We found out the woman’s story afterwards.  Of course it was the old, old vulgar tragedy.  She had loved and been deceived—or had deceived herself.  Anyhow, she had sinned—some of us do now and then—and her family and friends, naturally shocked and indignant, had closed their doors against her.

Left to fight the world alone, with the millstone of her shame around her neck, she had sunk ever lower and lower.  For a while she had kept both herself and the child on the twelve shillings a week that twelve hours’ drudgery a day procured her, paying six shillings out of it for the child, and keeping her own body and soul together on the remainder.

Six shillings a week does not keep body and soul together very unitedly.  They want to get away from each other when there is only such a very slight bond as that between them; and one day, I suppose, the pain and the dull monotony of it all had stood before her eyes plainer than usual, and the mocking spectre had frightened her.  She had made one last appeal to friends, but, against the chill wall of their respectability, the voice of the erring outcast fell unheeded; and then she had gone to see her child—had held it in her arms and kissed it, in a weary, dull sort of way, and without betraying any particular emotion of any kind, and had left it, after putting into its hand a penny box of chocolate she had bought it, and afterwards, with her last few shillings, had taken a ticket and come down to Goring.

Woman in the water

It seemed that the bitterest thoughts of her life must have centred about the wooded reaches and the bright green meadows around Goring; but women strangely hug the knife that stabs them, and, perhaps, amidst the gall, there may have mingled also sunny memories of sweetest hours, spent upon those shadowed deeps over which the great trees bend their branches down so low.

She had wandered about the woods by the river’s brink all day, and then, when evening fell and the grey twilight spread its dusky robe upon the waters, she stretched her arms out to the silent river that had known her sorrow and her joy.  And the old river had taken her into its gentle arms, and had laid her weary head upon its bosom, and had hushed away the pain.

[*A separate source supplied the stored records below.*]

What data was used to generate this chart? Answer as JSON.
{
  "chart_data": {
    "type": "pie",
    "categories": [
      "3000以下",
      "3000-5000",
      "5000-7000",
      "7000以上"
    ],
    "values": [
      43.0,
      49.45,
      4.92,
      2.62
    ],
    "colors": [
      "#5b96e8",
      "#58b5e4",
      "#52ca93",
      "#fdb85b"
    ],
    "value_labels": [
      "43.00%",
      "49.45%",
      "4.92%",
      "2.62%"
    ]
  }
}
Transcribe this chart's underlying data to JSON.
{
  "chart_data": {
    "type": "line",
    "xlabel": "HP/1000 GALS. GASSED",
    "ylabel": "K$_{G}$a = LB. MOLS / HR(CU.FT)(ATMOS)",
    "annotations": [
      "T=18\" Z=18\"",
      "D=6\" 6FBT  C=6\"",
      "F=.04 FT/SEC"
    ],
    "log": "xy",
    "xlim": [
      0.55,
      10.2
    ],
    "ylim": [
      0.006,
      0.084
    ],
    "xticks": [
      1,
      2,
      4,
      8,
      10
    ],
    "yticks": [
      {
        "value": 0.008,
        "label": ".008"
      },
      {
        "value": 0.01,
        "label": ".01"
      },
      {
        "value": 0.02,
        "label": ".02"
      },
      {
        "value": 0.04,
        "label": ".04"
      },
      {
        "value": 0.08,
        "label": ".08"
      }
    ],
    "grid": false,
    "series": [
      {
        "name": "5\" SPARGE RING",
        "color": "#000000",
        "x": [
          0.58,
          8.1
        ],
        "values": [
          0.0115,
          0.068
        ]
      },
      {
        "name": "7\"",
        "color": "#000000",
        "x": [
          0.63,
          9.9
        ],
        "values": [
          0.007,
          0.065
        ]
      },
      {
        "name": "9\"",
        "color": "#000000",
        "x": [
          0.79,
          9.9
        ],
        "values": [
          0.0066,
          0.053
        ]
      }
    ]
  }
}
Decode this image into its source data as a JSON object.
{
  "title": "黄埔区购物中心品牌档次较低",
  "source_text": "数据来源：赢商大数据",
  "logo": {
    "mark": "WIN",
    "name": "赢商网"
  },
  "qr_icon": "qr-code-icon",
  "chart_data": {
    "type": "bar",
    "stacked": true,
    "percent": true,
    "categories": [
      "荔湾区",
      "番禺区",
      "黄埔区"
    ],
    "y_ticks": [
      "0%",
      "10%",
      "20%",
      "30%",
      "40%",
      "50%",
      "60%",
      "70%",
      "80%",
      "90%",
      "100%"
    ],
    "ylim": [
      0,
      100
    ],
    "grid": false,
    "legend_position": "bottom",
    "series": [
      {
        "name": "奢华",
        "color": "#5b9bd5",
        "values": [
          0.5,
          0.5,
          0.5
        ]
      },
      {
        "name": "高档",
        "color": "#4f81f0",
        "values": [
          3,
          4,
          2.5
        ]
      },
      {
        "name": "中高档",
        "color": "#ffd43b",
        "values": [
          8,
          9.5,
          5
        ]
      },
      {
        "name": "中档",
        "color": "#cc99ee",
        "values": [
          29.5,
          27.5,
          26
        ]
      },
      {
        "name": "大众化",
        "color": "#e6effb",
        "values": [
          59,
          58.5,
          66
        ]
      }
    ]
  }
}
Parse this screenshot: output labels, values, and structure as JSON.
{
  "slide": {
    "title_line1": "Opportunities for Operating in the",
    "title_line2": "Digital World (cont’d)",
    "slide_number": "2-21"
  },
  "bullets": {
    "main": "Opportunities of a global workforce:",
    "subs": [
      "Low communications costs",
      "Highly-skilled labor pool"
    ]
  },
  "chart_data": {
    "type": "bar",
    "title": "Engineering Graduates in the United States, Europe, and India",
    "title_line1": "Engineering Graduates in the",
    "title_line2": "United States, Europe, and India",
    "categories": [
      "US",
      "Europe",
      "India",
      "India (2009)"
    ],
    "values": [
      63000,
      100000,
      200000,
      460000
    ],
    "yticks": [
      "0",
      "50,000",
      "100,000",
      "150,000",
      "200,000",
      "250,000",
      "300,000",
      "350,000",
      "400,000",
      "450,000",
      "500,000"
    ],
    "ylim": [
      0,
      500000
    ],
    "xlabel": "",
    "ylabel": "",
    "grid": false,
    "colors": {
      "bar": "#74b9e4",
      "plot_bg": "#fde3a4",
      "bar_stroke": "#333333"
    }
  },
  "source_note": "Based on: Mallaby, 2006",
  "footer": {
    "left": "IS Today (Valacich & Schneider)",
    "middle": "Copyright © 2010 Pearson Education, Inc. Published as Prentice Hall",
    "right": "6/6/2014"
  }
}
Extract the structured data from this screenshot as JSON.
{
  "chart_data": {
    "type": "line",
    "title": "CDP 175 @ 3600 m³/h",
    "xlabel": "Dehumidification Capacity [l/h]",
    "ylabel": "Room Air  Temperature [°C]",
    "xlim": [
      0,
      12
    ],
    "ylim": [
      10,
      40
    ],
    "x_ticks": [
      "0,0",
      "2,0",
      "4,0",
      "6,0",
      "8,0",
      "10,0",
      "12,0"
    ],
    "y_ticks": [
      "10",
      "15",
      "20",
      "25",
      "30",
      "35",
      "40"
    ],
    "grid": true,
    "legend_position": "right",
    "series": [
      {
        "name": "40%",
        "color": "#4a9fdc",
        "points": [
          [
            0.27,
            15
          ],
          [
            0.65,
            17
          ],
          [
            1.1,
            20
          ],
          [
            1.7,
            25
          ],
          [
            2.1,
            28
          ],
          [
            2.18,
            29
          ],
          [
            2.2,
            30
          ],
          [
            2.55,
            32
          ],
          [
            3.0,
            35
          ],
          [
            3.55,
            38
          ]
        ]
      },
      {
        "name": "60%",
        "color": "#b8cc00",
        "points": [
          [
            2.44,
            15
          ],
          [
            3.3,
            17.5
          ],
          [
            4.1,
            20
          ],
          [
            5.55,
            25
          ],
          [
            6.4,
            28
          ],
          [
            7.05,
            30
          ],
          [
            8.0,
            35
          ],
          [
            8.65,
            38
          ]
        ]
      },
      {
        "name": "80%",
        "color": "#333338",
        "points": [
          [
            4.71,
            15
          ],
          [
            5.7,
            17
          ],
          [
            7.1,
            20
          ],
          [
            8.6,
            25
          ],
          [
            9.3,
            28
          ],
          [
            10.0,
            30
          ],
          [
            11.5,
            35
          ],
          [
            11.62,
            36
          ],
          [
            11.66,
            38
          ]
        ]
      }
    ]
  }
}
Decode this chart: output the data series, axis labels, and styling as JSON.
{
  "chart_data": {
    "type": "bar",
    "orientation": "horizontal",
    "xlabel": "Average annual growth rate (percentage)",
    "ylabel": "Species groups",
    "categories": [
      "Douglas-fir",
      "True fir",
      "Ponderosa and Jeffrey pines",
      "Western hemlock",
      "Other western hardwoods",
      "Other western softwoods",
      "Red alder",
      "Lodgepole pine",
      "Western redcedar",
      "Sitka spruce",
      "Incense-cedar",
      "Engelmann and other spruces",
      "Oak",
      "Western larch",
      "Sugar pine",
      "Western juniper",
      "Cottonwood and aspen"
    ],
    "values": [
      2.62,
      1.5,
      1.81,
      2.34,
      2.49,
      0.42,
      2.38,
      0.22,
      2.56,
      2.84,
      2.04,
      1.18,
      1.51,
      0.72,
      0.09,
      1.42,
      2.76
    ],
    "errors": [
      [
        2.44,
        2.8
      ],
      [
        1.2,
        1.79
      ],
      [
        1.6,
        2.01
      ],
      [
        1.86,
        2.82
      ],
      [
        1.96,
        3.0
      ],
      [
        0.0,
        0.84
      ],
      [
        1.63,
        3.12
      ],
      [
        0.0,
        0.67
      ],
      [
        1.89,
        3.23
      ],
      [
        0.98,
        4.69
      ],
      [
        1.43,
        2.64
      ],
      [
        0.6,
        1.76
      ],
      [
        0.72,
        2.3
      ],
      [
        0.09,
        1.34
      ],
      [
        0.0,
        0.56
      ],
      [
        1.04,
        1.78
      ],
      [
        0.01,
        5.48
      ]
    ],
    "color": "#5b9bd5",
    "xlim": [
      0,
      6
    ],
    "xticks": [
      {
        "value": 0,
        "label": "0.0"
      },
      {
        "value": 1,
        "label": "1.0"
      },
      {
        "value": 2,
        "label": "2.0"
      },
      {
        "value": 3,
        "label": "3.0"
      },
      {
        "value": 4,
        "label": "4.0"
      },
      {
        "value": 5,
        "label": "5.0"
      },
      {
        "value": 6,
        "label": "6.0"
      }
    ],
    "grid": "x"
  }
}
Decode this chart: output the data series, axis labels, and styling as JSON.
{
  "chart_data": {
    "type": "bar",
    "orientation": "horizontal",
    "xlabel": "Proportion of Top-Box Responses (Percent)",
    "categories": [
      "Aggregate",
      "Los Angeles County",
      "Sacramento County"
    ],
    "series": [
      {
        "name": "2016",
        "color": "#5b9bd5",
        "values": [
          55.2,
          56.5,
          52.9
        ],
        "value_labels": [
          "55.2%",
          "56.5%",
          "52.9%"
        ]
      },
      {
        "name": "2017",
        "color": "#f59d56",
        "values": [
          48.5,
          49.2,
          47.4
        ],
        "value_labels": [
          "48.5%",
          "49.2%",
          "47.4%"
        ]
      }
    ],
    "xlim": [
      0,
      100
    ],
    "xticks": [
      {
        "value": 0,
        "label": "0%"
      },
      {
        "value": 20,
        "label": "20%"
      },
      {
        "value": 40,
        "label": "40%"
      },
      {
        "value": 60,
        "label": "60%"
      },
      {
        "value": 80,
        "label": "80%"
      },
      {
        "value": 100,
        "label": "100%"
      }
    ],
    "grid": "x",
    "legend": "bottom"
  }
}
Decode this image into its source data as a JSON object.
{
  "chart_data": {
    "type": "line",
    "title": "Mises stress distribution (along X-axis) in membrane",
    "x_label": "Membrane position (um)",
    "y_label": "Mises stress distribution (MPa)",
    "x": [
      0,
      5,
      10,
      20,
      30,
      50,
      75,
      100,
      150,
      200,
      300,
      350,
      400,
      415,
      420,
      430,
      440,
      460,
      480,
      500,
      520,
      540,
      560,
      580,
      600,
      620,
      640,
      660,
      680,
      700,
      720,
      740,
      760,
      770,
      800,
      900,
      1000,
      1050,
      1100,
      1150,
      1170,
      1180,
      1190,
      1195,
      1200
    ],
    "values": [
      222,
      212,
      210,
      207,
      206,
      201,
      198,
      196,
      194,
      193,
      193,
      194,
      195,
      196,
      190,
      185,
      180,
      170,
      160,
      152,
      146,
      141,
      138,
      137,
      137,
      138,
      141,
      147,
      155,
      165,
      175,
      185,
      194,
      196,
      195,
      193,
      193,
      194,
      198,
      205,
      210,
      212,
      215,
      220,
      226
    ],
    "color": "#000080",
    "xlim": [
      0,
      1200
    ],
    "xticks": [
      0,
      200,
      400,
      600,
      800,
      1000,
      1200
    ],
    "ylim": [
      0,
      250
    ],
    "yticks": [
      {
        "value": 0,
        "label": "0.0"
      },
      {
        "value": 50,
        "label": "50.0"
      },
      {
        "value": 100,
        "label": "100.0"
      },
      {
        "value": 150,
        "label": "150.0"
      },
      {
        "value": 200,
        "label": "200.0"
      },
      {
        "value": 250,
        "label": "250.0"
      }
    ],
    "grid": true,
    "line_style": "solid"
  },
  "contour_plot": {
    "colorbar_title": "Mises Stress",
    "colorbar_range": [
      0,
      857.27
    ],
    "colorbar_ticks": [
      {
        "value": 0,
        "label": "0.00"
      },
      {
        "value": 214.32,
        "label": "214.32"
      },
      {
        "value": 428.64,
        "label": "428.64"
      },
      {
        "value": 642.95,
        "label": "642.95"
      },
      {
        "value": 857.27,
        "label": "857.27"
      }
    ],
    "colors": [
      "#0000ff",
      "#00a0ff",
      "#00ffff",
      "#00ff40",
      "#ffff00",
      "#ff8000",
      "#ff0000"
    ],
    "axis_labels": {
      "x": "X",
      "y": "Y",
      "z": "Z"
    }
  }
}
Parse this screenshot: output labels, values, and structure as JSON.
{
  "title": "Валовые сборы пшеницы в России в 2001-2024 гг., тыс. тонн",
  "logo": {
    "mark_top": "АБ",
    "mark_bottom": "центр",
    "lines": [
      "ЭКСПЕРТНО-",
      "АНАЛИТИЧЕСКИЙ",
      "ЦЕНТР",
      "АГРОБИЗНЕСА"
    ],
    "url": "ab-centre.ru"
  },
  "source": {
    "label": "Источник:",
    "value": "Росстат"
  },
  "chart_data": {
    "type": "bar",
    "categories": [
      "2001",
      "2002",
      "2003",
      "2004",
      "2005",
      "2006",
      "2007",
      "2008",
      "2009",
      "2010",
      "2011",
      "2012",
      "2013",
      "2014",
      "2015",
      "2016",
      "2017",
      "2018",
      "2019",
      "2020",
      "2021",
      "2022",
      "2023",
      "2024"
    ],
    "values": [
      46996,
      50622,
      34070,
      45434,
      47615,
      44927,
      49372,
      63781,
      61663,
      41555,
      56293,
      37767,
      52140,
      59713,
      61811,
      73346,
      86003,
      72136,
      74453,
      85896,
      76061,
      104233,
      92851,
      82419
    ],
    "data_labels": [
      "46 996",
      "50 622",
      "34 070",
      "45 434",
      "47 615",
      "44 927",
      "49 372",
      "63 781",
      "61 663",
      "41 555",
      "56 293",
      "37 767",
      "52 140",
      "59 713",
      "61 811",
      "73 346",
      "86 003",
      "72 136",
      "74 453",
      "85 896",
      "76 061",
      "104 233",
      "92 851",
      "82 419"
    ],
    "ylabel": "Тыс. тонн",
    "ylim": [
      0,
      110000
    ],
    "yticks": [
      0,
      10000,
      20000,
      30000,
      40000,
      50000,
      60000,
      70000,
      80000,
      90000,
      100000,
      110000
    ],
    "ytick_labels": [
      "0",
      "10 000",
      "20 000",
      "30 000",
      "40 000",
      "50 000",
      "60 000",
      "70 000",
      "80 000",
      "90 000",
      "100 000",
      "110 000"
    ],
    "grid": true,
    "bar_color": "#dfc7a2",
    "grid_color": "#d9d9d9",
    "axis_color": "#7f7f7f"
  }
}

Thus had she sinned in all things—sinned in living and in dying.  God help her! and all other sinners, if any more there be.

Goring on the left bank and Streatley on the right are both or either charming places to stay at for a few days.  The reaches down to Pangbourne woo one for a sunny sail or for a moonlight row, and the country round about is full of beauty.  We had intended to push on to Wallingford that day, but the sweet smiling face of the river here lured us to linger for a while; and so we left our boat at the bridge, and went up into Streatley, and lunched at the “Bull,” much to Montmorency’s satisfaction.

They say that the hills on each ride of the stream here once joined and formed a barrier across what is now the Thames, and that then the river ended there above Goring in one vast lake.  I am not in a position either to contradict or affirm this statement.  I simply offer it.

It is an ancient place, Streatley, dating back, like most river-side towns and villages, to British and Saxon times.  Goring is not nearly so pretty a little spot to stop at as Streatley, if you have your choice; but it is passing fair enough in its way, and is nearer the railway in case you want to slip off without paying your hotel bill.